On the environmental level, it is also difficult to give a general answer to the question of repercussions from biopiracy. This is a subject for investigation on the national (and local level). At its worst, it is possible that biopiracy may put so much pressure on a genetic resource that it may disappear altogether from the place in which it originated. Biodiversity can become rare and expensive and finally entirely unavailable to those for whom it was once abundant and freely used.

PZN: Can you estimate, in financial terms, how much profit has been made as a result of biopiracy in Africa?

BB: No. You would have to do this research on a theft-by-theft basis. While some "thefts" may have turned out to be entirely unprofitable, others may have resulted in profits of billions. And then, of course, there is the whole problem of deciding what is "profit" and who keeps the books.

PZN: What needs to happen, at both an international and local level, to ensure that biopiracy doesn't occur? What policies need to be in place, and what do communities need to do to protect the biodiversity of their areas?

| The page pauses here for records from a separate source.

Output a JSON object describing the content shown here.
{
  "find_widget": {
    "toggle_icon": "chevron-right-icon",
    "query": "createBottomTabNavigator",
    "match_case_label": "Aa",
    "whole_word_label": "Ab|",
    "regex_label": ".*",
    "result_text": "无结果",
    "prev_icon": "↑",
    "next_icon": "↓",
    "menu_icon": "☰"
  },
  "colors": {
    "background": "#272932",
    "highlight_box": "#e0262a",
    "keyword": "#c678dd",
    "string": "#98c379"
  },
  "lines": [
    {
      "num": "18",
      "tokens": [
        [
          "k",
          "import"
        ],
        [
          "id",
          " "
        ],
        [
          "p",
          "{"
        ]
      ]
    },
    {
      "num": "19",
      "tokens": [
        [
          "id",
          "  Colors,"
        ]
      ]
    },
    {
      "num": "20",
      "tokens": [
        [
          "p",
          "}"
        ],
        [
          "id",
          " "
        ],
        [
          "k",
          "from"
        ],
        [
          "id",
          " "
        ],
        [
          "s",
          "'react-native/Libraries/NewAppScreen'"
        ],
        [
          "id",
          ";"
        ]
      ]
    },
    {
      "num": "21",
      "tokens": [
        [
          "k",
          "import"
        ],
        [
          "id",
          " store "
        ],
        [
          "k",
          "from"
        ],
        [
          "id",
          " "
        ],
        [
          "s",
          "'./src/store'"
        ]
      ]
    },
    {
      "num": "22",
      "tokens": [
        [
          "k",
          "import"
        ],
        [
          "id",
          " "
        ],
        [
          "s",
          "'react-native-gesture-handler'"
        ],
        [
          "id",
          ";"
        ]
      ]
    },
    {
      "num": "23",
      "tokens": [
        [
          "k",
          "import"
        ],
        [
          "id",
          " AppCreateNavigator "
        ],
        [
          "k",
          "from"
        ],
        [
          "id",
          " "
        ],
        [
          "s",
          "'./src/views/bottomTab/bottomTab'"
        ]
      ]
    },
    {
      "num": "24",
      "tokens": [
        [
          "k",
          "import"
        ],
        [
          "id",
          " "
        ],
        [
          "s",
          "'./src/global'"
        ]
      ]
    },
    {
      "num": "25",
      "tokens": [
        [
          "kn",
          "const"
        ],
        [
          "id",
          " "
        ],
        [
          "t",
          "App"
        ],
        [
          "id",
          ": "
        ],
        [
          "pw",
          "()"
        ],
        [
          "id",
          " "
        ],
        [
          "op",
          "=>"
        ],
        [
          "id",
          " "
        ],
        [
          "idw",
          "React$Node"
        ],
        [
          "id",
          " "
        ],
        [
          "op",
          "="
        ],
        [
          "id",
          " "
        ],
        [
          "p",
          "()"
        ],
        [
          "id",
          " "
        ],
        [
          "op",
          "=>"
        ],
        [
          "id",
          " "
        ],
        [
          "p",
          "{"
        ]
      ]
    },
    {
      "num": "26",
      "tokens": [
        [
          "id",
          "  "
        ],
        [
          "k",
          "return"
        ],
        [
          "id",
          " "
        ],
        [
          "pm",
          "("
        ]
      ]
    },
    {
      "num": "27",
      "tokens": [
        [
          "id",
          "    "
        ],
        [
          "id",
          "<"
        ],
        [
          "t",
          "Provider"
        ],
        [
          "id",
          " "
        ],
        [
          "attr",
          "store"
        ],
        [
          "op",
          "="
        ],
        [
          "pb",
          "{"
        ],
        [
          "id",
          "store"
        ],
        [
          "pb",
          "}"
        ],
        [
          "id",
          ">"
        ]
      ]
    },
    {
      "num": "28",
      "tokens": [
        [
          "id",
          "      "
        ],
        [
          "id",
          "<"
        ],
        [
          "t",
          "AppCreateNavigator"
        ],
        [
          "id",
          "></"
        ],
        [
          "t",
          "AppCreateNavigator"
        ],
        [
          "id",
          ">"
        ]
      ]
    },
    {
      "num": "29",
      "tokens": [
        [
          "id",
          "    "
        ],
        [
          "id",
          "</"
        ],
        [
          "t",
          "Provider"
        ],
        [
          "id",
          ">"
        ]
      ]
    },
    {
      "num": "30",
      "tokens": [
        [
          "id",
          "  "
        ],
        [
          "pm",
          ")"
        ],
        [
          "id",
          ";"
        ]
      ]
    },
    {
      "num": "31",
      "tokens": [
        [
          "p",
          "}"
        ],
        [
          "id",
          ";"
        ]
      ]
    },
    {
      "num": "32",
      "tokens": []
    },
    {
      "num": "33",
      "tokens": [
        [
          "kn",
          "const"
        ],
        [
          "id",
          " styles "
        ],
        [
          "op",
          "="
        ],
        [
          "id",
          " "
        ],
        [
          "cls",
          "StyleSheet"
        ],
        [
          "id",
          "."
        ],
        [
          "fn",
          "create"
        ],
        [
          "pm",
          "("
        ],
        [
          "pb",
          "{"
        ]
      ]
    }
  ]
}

BB: At all levels, communities need to decide under what conditions they will allow access to their biodiversity and traditional knowledge. They need to have a system in place to deal with those who may come to access their biodiversity. The system should be known to everyone.

On the national level, this system must be enfolded in law, as it must on the international level where, it is hoped, a floor on ABS (access and benefit sharing) will be set (below which it is not acceptable to go). There may need to be capacity building in some places to ensure that effective laws are created and obeyed. In some parts of the world, this might mean capacity building in law. In other places, it might mean capacity building in ethics. For the system to work, academic researchers would have to understand that times have changed and the conditions under which they access biodiversity have changed as well.

Further, there would also need to be concurrent changes in patent law on the national and international level to ensure that no one gets a patent on any invention without revealing the source of any biological material used in the "invention" and without attaching a copy of the relevant access and benefit sharing agreement to the patent application. Here, I must note that it is even more complicated than I have stated. For example, many peoples find patents granted on biological materials to be unethical and undesirable; for them any ABS agreement would involve agreements not to patent the material, knowledge, or any derivatives from either.

The necessity of resolving all these many difficult issues is why the nations of the world, with a few exceptions, see the benefit of negotiating an ABS treaty in the context of the CBD.

* Interview conducted via email by Karoline Kemp, a Commonwealth of Learning Young Professional with Fahamu.